I also made the while loop into a for loop over a range.

Similarly for the product:

def getDotArrayProduct(start, end):
    for e in xrange(start, end):
        product = 1.
        for p in prime_sieve(e):
            product *= (1.0 - 1.0 / p)
        yield product

Note that I also made grandtotal and 55 + 1 a parameter of the functions.

This last function has one efficiency problem, though: It recomputes all primes (and their product) every loop, even though it is just the last product multiplied by the primes larger than e - 1. For this we can use generator.send and make our generator a co-routine. This makes it more complicated again, though:

def primes_less_than(limit):
    primes = prime_sieve(limit)
    p = next(primes)
    while True:
        n = yield
        if p < n:
            n = yield p
            p = next(primes)


def getDotArrayProduct(start, end):
    primes = primes_less_than(end)
    primes.send(None)
    product = 1.
    for e in xrange(start, end):
        while True:
            p = primes.send(e)
            next(primes)
            if p is not None:
                product *= (1.0 - 1.0 / p)
            else:
                break
        yield product


if __name__ == "__main__":
    start = 55
    end = 10000
    logs = getDotArrayLog(start + 1, end)
    producta = getDotArrayProduct(start + 1, end)
    print "Tested all the way up to", end
    for counter, (e, p) in enumerate(zip(logs, producta), start=start):
        a = (1 - p) * counter
        print "Amount of primes:", e
        print "Amount of inhibitors:", a
        print e - a

This has a generator called primes_less_than(total). The first thing it does is use the prime sieve to generate all the primes (and keep them in memory). Next it yields all primes less than the value being send to it.

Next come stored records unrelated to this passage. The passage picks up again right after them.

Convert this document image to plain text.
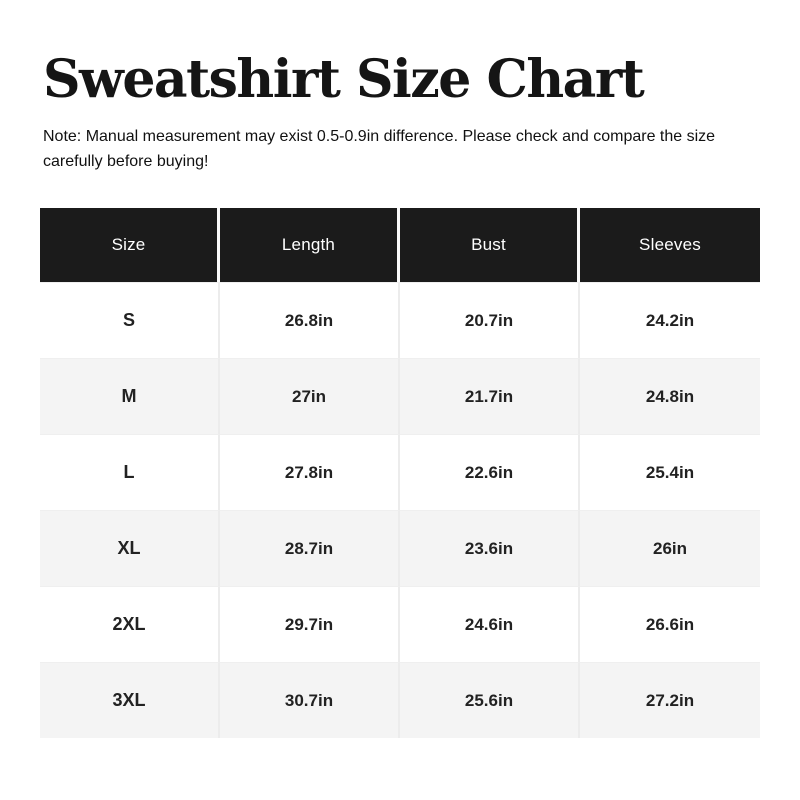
Sweatshirt Size Chart
Note: Manual measurement may exist 0.5-0.9in difference. Please check and compare the size
carefully before buying!
Size	Length	Bust	Sleeves
S	26.8in	20.7in	24.2in
M	27in	21.7in	24.8in
L	27.8in	22.6in	25.4in
XL	28.7in	23.6in	26in
2XL	29.7in	24.6in	26.6in
3XL	30.7in	25.6in	27.2in
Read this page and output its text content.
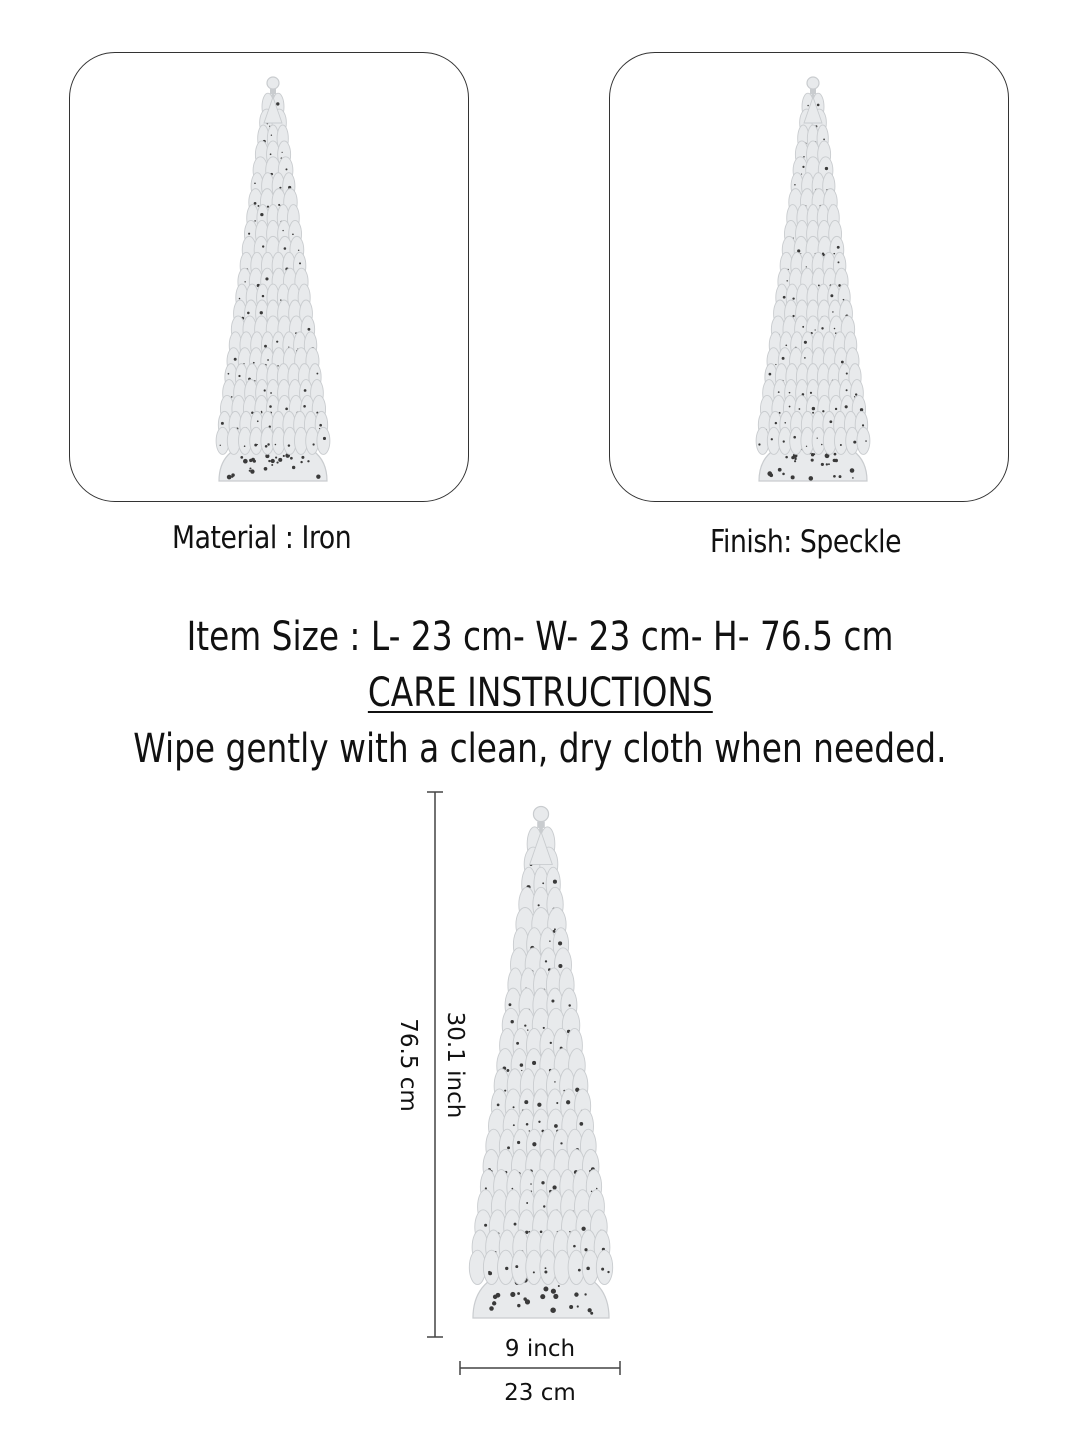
Material : Iron	Finish: Speckle
Item Size : L- 23 cm- W- 23 cm- H- 76.5 cm
CARE INSTRUCTIONS
Wipe gently with a clean, dry cloth when needed.
76.5 cm 30.1 inch
9 inch
23 cm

The magic is in the n = yield, which receives the values sent to the generator which it then uses to check whether to yield the next prime or not.

Here an example:

>>> primes = primes_less_than(100)
>>> primes.send(None)
>>> primes.send(10)
2
>>> primes.send(10)
>>> primes.send(10)
3
>>> primes.send(3)
>>> primes.send(3)
None
>>> primes.send(10)
>>> primes.send(10)
5
>>> primes.send(10)
>>> primes.send(10)
7
>>> primes.send(10)
>>> primes.send(10)
None
>>> primes.send(20)
11
...

This way we can loop over all primes less than e and keep a running product. So we save iterating over all previous primes. Note that we have to either use send twice or put a next after every send.

Additionally, I made the magic number 55 a parameter of the function now and also used it to start the enumeration with the right value.